The goal of this project is to write a clean implementation of GPT 2 in Haliax.
This project requires Python 3.10. It uses JAX, Equinox, and Haliax for running the neural network, and Pytree2Safetensors for loading the weights.
First, clone this repository:
git clone [email protected]:cooljoseph1/gpt2-haliax.git
Next, go to the newly created directory:
cd gpt2-haliax
Then, I recommend setting up a virtual environment. If you have conda installed (either Miniconda or Anaconda), you can do this with
conda create -n gpt2-haliax python=3.10
Your Python version needs to be at least Python 3.10.

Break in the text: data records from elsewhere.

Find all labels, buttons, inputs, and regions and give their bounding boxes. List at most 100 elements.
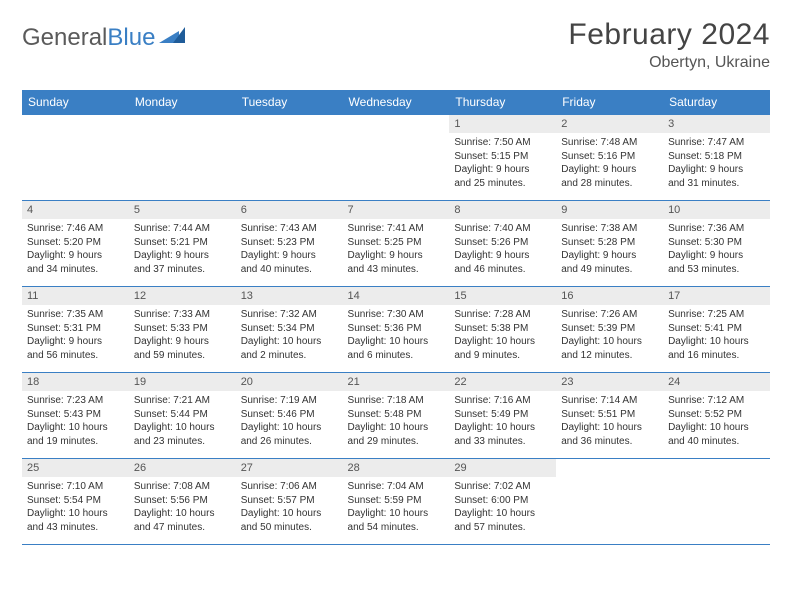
day-day2: and 53 minutes. — [668, 263, 765, 277]
day-number: 17 — [663, 287, 770, 305]
calendar-day-cell: 25Sunrise: 7:10 AMSunset: 5:54 PMDayligh… — [22, 459, 129, 545]
day-content: Sunrise: 7:23 AMSunset: 5:43 PMDaylight:… — [22, 391, 129, 453]
weekday-header-row: Sunday Monday Tuesday Wednesday Thursday… — [22, 90, 770, 115]
day-number: 9 — [556, 201, 663, 219]
day-day2: and 25 minutes. — [454, 177, 551, 191]
day-sunrise: Sunrise: 7:48 AM — [561, 136, 658, 150]
day-day2: and 37 minutes. — [134, 263, 231, 277]
day-number: 19 — [129, 373, 236, 391]
day-sunrise: Sunrise: 7:33 AM — [134, 308, 231, 322]
day-number: 18 — [22, 373, 129, 391]
day-number: 24 — [663, 373, 770, 391]
day-day2: and 6 minutes. — [348, 349, 445, 363]
calendar-week-row: 1Sunrise: 7:50 AMSunset: 5:15 PMDaylight… — [22, 115, 770, 201]
day-sunrise: Sunrise: 7:14 AM — [561, 394, 658, 408]
day-number: 15 — [449, 287, 556, 305]
day-day1: Daylight: 10 hours — [668, 421, 765, 435]
day-sunrise: Sunrise: 7:44 AM — [134, 222, 231, 236]
day-sunset: Sunset: 5:48 PM — [348, 408, 445, 422]
day-day1: Daylight: 9 hours — [27, 249, 124, 263]
calendar-day-cell: 24Sunrise: 7:12 AMSunset: 5:52 PMDayligh… — [663, 373, 770, 459]
day-sunrise: Sunrise: 7:40 AM — [454, 222, 551, 236]
day-number: 12 — [129, 287, 236, 305]
day-sunset: Sunset: 5:38 PM — [454, 322, 551, 336]
calendar-day-cell: 17Sunrise: 7:25 AMSunset: 5:41 PMDayligh… — [663, 287, 770, 373]
day-sunset: Sunset: 5:31 PM — [27, 322, 124, 336]
day-sunrise: Sunrise: 7:08 AM — [134, 480, 231, 494]
day-sunrise: Sunrise: 7:18 AM — [348, 394, 445, 408]
day-content: Sunrise: 7:36 AMSunset: 5:30 PMDaylight:… — [663, 219, 770, 281]
weekday-header: Tuesday — [236, 90, 343, 115]
day-content: Sunrise: 7:19 AMSunset: 5:46 PMDaylight:… — [236, 391, 343, 453]
day-sunrise: Sunrise: 7:36 AM — [668, 222, 765, 236]
calendar-week-row: 11Sunrise: 7:35 AMSunset: 5:31 PMDayligh… — [22, 287, 770, 373]
weekday-header: Monday — [129, 90, 236, 115]
calendar-day-cell: 29Sunrise: 7:02 AMSunset: 6:00 PMDayligh… — [449, 459, 556, 545]
day-day2: and 54 minutes. — [348, 521, 445, 535]
day-number: 6 — [236, 201, 343, 219]
day-day1: Daylight: 9 hours — [561, 163, 658, 177]
day-sunset: Sunset: 5:36 PM — [348, 322, 445, 336]
day-day1: Daylight: 9 hours — [27, 335, 124, 349]
logo: GeneralBlue — [22, 18, 185, 52]
day-sunset: Sunset: 5:39 PM — [561, 322, 658, 336]
day-number: 29 — [449, 459, 556, 477]
day-sunrise: Sunrise: 7:35 AM — [27, 308, 124, 322]
day-content: Sunrise: 7:04 AMSunset: 5:59 PMDaylight:… — [343, 477, 450, 539]
calendar-day-cell: 6Sunrise: 7:43 AMSunset: 5:23 PMDaylight… — [236, 201, 343, 287]
calendar-day-cell — [663, 459, 770, 545]
day-day2: and 9 minutes. — [454, 349, 551, 363]
calendar-day-cell: 1Sunrise: 7:50 AMSunset: 5:15 PMDaylight… — [449, 115, 556, 201]
day-day1: Daylight: 10 hours — [454, 507, 551, 521]
day-sunset: Sunset: 5:16 PM — [561, 150, 658, 164]
day-sunset: Sunset: 5:41 PM — [668, 322, 765, 336]
header-row: GeneralBlue February 2024 Obertyn, Ukrai… — [22, 18, 770, 72]
day-sunset: Sunset: 5:34 PM — [241, 322, 338, 336]
day-day2: and 33 minutes. — [454, 435, 551, 449]
calendar-day-cell: 4Sunrise: 7:46 AMSunset: 5:20 PMDaylight… — [22, 201, 129, 287]
day-day1: Daylight: 9 hours — [134, 249, 231, 263]
day-content: Sunrise: 7:12 AMSunset: 5:52 PMDaylight:… — [663, 391, 770, 453]
day-content: Sunrise: 7:46 AMSunset: 5:20 PMDaylight:… — [22, 219, 129, 281]
day-number: 20 — [236, 373, 343, 391]
day-sunset: Sunset: 5:18 PM — [668, 150, 765, 164]
day-content: Sunrise: 7:43 AMSunset: 5:23 PMDaylight:… — [236, 219, 343, 281]
calendar-table: Sunday Monday Tuesday Wednesday Thursday… — [22, 90, 770, 545]
calendar-day-cell: 7Sunrise: 7:41 AMSunset: 5:25 PMDaylight… — [343, 201, 450, 287]
calendar-page: GeneralBlue February 2024 Obertyn, Ukrai… — [0, 0, 792, 563]
day-content: Sunrise: 7:16 AMSunset: 5:49 PMDaylight:… — [449, 391, 556, 453]
day-content: Sunrise: 7:26 AMSunset: 5:39 PMDaylight:… — [556, 305, 663, 367]
day-content: Sunrise: 7:41 AMSunset: 5:25 PMDaylight:… — [343, 219, 450, 281]
day-number: 2 — [556, 115, 663, 133]
calendar-day-cell: 21Sunrise: 7:18 AMSunset: 5:48 PMDayligh… — [343, 373, 450, 459]
day-content: Sunrise: 7:08 AMSunset: 5:56 PMDaylight:… — [129, 477, 236, 539]
day-content: Sunrise: 7:30 AMSunset: 5:36 PMDaylight:… — [343, 305, 450, 367]
day-sunset: Sunset: 5:54 PM — [27, 494, 124, 508]
calendar-day-cell — [236, 115, 343, 201]
day-content: Sunrise: 7:14 AMSunset: 5:51 PMDaylight:… — [556, 391, 663, 453]
day-day1: Daylight: 9 hours — [241, 249, 338, 263]
day-day1: Daylight: 9 hours — [454, 163, 551, 177]
day-sunset: Sunset: 5:33 PM — [134, 322, 231, 336]
day-sunset: Sunset: 5:25 PM — [348, 236, 445, 250]
calendar-day-cell: 8Sunrise: 7:40 AMSunset: 5:26 PMDaylight… — [449, 201, 556, 287]
day-day2: and 12 minutes. — [561, 349, 658, 363]
day-day2: and 43 minutes. — [27, 521, 124, 535]
day-content: Sunrise: 7:10 AMSunset: 5:54 PMDaylight:… — [22, 477, 129, 539]
day-sunset: Sunset: 5:52 PM — [668, 408, 765, 422]
day-number: 23 — [556, 373, 663, 391]
day-number: 28 — [343, 459, 450, 477]
day-sunrise: Sunrise: 7:04 AM — [348, 480, 445, 494]
day-day2: and 56 minutes. — [27, 349, 124, 363]
day-day1: Daylight: 10 hours — [454, 335, 551, 349]
month-title: February 2024 — [568, 18, 770, 52]
day-content: Sunrise: 7:48 AMSunset: 5:16 PMDaylight:… — [556, 133, 663, 195]
day-sunset: Sunset: 5:43 PM — [27, 408, 124, 422]
day-sunset: Sunset: 5:56 PM — [134, 494, 231, 508]
calendar-day-cell: 16Sunrise: 7:26 AMSunset: 5:39 PMDayligh… — [556, 287, 663, 373]
day-sunrise: Sunrise: 7:12 AM — [668, 394, 765, 408]
day-day2: and 49 minutes. — [561, 263, 658, 277]
day-sunrise: Sunrise: 7:38 AM — [561, 222, 658, 236]
day-day1: Daylight: 10 hours — [241, 421, 338, 435]
title-block: February 2024 Obertyn, Ukraine — [568, 18, 770, 72]
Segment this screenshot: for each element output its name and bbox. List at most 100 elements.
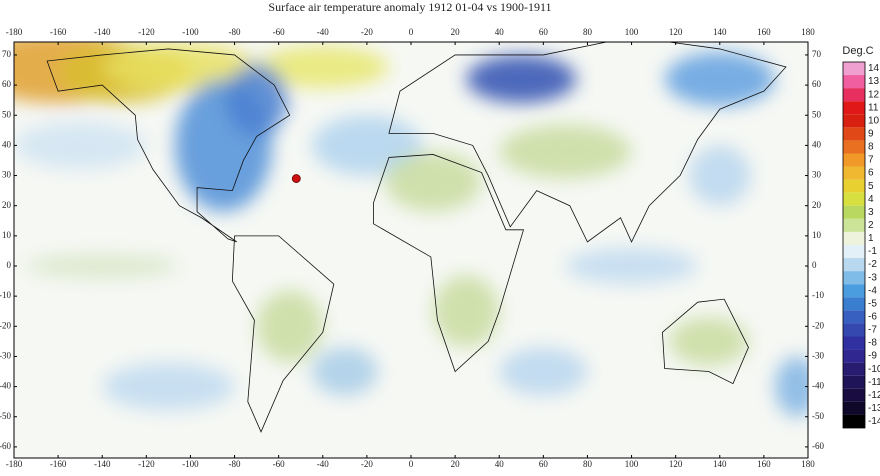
legend-label: -14 xyxy=(868,416,880,427)
anomaly-blob xyxy=(102,362,235,411)
anomaly-blob xyxy=(311,347,378,396)
lon-tick-label: -100 xyxy=(182,27,199,37)
lon-tick-label: 140 xyxy=(713,459,727,469)
anomaly-blob xyxy=(499,347,588,396)
legend-swatch xyxy=(843,127,865,141)
anomaly-blob xyxy=(102,43,257,92)
legend-swatch xyxy=(843,310,865,324)
lon-tick-label: 40 xyxy=(495,27,505,37)
legend-label: 6 xyxy=(868,168,874,179)
lon-tick-label: -180 xyxy=(6,459,23,469)
legend-label: -1 xyxy=(868,246,877,257)
legend-swatch xyxy=(843,231,865,245)
lon-tick-label: 140 xyxy=(713,27,727,37)
lat-tick-label: -20 xyxy=(0,320,11,330)
legend-swatch xyxy=(843,88,865,102)
lat-tick-label: 30 xyxy=(2,170,12,180)
legend-swatch xyxy=(843,388,865,402)
anomaly-blob xyxy=(669,317,749,366)
anomaly-blob xyxy=(25,254,180,278)
lat-tick-label: -30 xyxy=(812,351,824,361)
lon-tick-label: 180 xyxy=(801,459,815,469)
lat-tick-label: -50 xyxy=(0,411,11,421)
station-marker xyxy=(291,174,301,183)
lon-tick-label: 180 xyxy=(801,27,815,37)
lon-tick-label: 80 xyxy=(583,459,593,469)
lon-tick-label: -100 xyxy=(182,459,199,469)
legend-label: -4 xyxy=(868,285,877,296)
continent-outline xyxy=(46,48,291,243)
lon-tick-label: -60 xyxy=(273,27,285,37)
map-title: Surface air temperature anomaly 1912 01-… xyxy=(268,0,551,14)
legend-swatch xyxy=(843,114,865,128)
legend-swatch xyxy=(843,336,865,350)
legend-swatch xyxy=(843,271,865,285)
lat-tick-label: 40 xyxy=(2,139,12,149)
anomaly-blob xyxy=(774,356,808,417)
lat-tick-label: 40 xyxy=(812,139,822,149)
continent-outline xyxy=(373,154,525,373)
anomaly-blob xyxy=(256,46,389,89)
lon-tick-label: 160 xyxy=(757,27,771,37)
lon-tick-label: -60 xyxy=(273,459,285,469)
anomaly-blob xyxy=(311,115,422,176)
lon-tick-label: 100 xyxy=(625,27,639,37)
legend-label: -8 xyxy=(868,338,877,349)
legend-label: -10 xyxy=(868,364,880,375)
legend-label: 8 xyxy=(868,142,874,153)
lat-tick-label: 10 xyxy=(812,230,822,240)
lat-tick-label: -40 xyxy=(812,381,824,391)
anomaly-field xyxy=(14,42,808,417)
lat-tick-label: 30 xyxy=(812,170,822,180)
lon-tick-label: 20 xyxy=(451,459,461,469)
continent-outline xyxy=(388,42,787,243)
anomaly-blob xyxy=(433,275,500,348)
lon-tick-label: -160 xyxy=(50,27,67,37)
lat-tick-label: -40 xyxy=(0,381,11,391)
continent-outline xyxy=(231,235,335,433)
legend-swatch xyxy=(843,414,865,428)
legend-label: -2 xyxy=(868,259,877,270)
lon-tick-label: -40 xyxy=(317,459,329,469)
lat-tick-label: 20 xyxy=(2,200,12,210)
legend-label: 1 xyxy=(868,233,874,244)
lat-tick-label: 70 xyxy=(812,49,822,59)
lat-tick-label: -10 xyxy=(812,290,824,300)
lat-tick-label: -30 xyxy=(0,351,11,361)
legend-label: 12 xyxy=(868,89,880,100)
lon-tick-label: -80 xyxy=(229,459,241,469)
legend-swatch xyxy=(843,205,865,219)
legend-label: -6 xyxy=(868,312,877,323)
lat-tick-label: 0 xyxy=(7,260,12,270)
legend-label: -5 xyxy=(868,298,877,309)
legend-swatch xyxy=(843,375,865,389)
legend-swatch xyxy=(843,258,865,272)
anomaly-blob xyxy=(256,290,323,363)
legend-label: -9 xyxy=(868,351,877,362)
lon-tick-label: -40 xyxy=(317,27,329,37)
legend-label: 11 xyxy=(868,102,879,113)
legend-label: -7 xyxy=(868,325,877,336)
continent-outline xyxy=(662,298,749,385)
lat-tick-label: -60 xyxy=(0,441,11,451)
legend-swatch xyxy=(843,297,865,311)
legend-label: 10 xyxy=(868,115,880,126)
legend-swatch xyxy=(843,218,865,232)
lat-tick-label: -10 xyxy=(0,290,11,300)
legend-swatch xyxy=(843,140,865,154)
legend-label: 7 xyxy=(868,155,874,166)
legend-swatch xyxy=(843,284,865,298)
lat-tick-label: -20 xyxy=(812,320,824,330)
anomaly-blob xyxy=(384,151,482,212)
lat-tick-label: 20 xyxy=(812,200,822,210)
lon-tick-label: 120 xyxy=(669,27,683,37)
lat-tick-label: 50 xyxy=(812,109,822,119)
lon-tick-label: -80 xyxy=(229,27,241,37)
lon-tick-label: 120 xyxy=(669,459,683,469)
lon-tick-label: -140 xyxy=(94,459,111,469)
lat-tick-label: 70 xyxy=(2,49,12,59)
lon-tick-label: -140 xyxy=(94,27,111,37)
legend-swatch xyxy=(843,166,865,180)
lon-tick-label: 0 xyxy=(409,459,414,469)
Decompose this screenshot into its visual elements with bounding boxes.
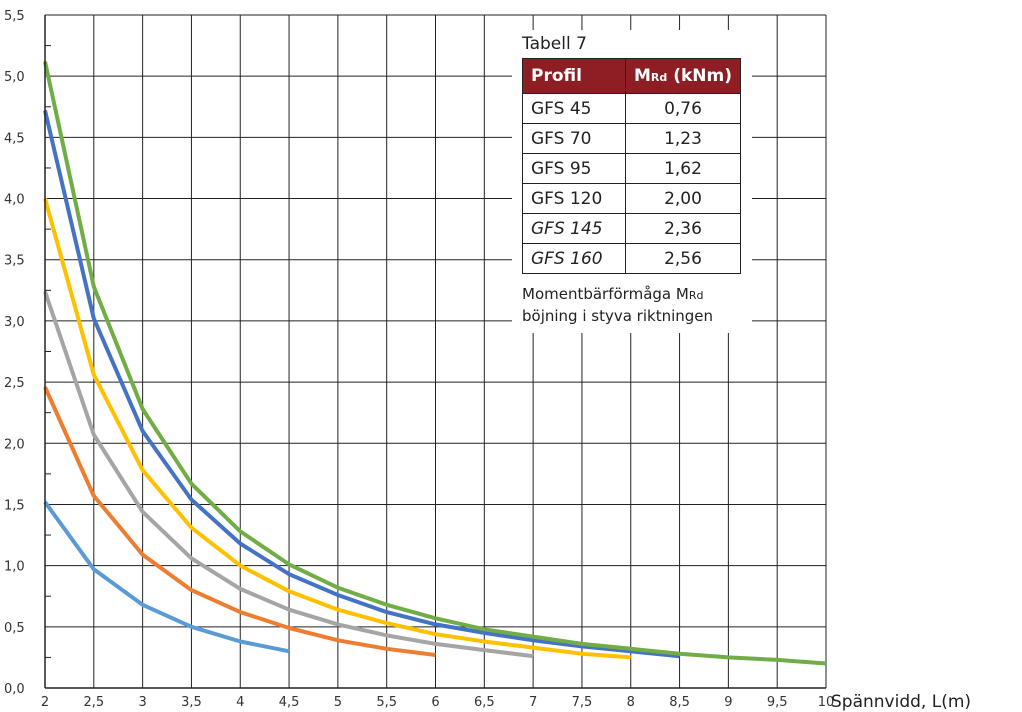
row-value: 1,23 (625, 123, 741, 154)
row-profil: GFS 120 (522, 183, 626, 214)
y-tick-label: 2,0 (4, 437, 25, 452)
series-line-4 (43, 197, 631, 660)
x-tick-label: 9 (724, 695, 732, 710)
x-tick-label: 6 (431, 695, 439, 710)
x-tick-label: 3 (138, 695, 146, 710)
series-line-1 (43, 500, 290, 654)
table-header-row: Profil MRd (kNm) (522, 58, 741, 94)
header-mrd-main: M (634, 66, 651, 86)
row-value: 2,36 (625, 213, 741, 244)
table-row: GFS 120 2,00 (522, 183, 741, 214)
x-tick-label: 4 (236, 695, 244, 710)
row-value: 2,00 (625, 183, 741, 214)
y-tick-label: 3,5 (4, 254, 25, 269)
y-tick-label: 5,0 (4, 70, 25, 85)
row-value: 1,62 (625, 153, 741, 184)
series-line-5 (43, 109, 680, 659)
y-tick-label: 0,5 (4, 621, 25, 636)
x-tick-label: 2 (41, 695, 49, 710)
table-row: GFS 45 0,76 (522, 93, 741, 124)
row-profil: GFS 145 (522, 213, 626, 244)
row-value: 2,56 (625, 243, 741, 274)
x-tick-label: 7,5 (572, 695, 593, 710)
moment-table: Profil MRd (kNm) GFS 45 0,76 GFS 70 1,23… (522, 58, 741, 274)
header-mrd-unit: (kNm) (667, 66, 732, 86)
y-tick-label: 1,5 (4, 498, 25, 513)
caption-line2: böjning i styva riktningen (522, 307, 714, 325)
table-title: Tabell 7 (522, 34, 587, 54)
caption-line1-sub: Rd (688, 289, 704, 302)
profile-table-panel: Tabell 7 Profil MRd (kNm) GFS 45 0,76 GF… (512, 30, 752, 333)
y-tick-label: 4,0 (4, 193, 25, 208)
series-line-6 (43, 61, 827, 666)
x-tick-label: 6,5 (474, 695, 495, 710)
caption-line1-main: Momentbärförmåga M (522, 285, 689, 303)
x-tick-label: 9,5 (767, 695, 788, 710)
table-row: GFS 95 1,62 (522, 153, 741, 184)
y-tick-label: 4,5 (4, 131, 25, 146)
chart-axes (44, 15, 826, 689)
x-tick-label: 5,5 (376, 695, 397, 710)
y-tick-label: 0,0 (4, 682, 25, 697)
series-line-2 (43, 386, 436, 657)
row-profil: GFS 160 (522, 243, 626, 274)
y-tick-label: 2,5 (4, 376, 25, 391)
x-tick-label: 8 (627, 695, 635, 710)
table-row: GFS 70 1,23 (522, 123, 741, 154)
y-tick-label: 5,5 (4, 9, 25, 24)
header-mrd-sub: Rd (650, 71, 668, 84)
row-profil: GFS 95 (522, 153, 626, 184)
x-tick-label: 3,5 (181, 695, 202, 710)
series-line-3 (43, 290, 534, 659)
x-tick-label: 8,5 (669, 695, 690, 710)
y-tick-label: 3,0 (4, 315, 25, 330)
x-tick-label: 2,5 (83, 695, 104, 710)
x-tick-label: 5 (334, 695, 342, 710)
x-axis-label: Spännvidd, L(m) (831, 692, 971, 712)
chart-series (43, 61, 827, 666)
row-value: 0,76 (625, 93, 741, 124)
header-mrd: MRd (kNm) (625, 58, 741, 94)
x-tick-label: 7 (529, 695, 537, 710)
tick-labels: 2 2,5 3 3,5 4 4,5 5 5,5 6 6,5 7 7,5 8 8,5 9 9,5 10 0,0 0,5… (4, 9, 834, 710)
header-profil: Profil (522, 58, 626, 94)
table-row: GFS 160 2,56 (522, 243, 741, 274)
x-tick-label: 4,5 (279, 695, 300, 710)
table-row: GFS 145 2,36 (522, 213, 741, 244)
y-tick-label: 1,0 (4, 560, 25, 575)
x-tick-label: 10 (818, 695, 835, 710)
table-caption: Momentbärförmåga MRd böjning i styva rik… (522, 284, 748, 327)
row-profil: GFS 45 (522, 93, 626, 124)
row-profil: GFS 70 (522, 123, 626, 154)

Finally, install the requirements:
pip install -r requirements.txt
To do inference, run the command
./infer.py --prompt "<prompt>"
where <prompt>
is your text prompt. There are more options, which can be printed out using the --help
flag.
You don't have to provide a prompt; if you don't provide a prompt, it will instead read standard input for the prompt.
- Get inference to go longer than 1024 tokens. (GPT2 was only trained with 1024 positional embeddings. This might not be possible to do efficiently.)
- Figure out a way to do Ahead-Of-Time compilation? Might be useful for speeding things up over multiple prompts
- Add training in a train/ folder (right now it has inference in a run/ folder)
- Figure out a better way to load safetensors? Right now I'm using Pytree2Safetensors, which is a not-very-polished library I made in a few hours.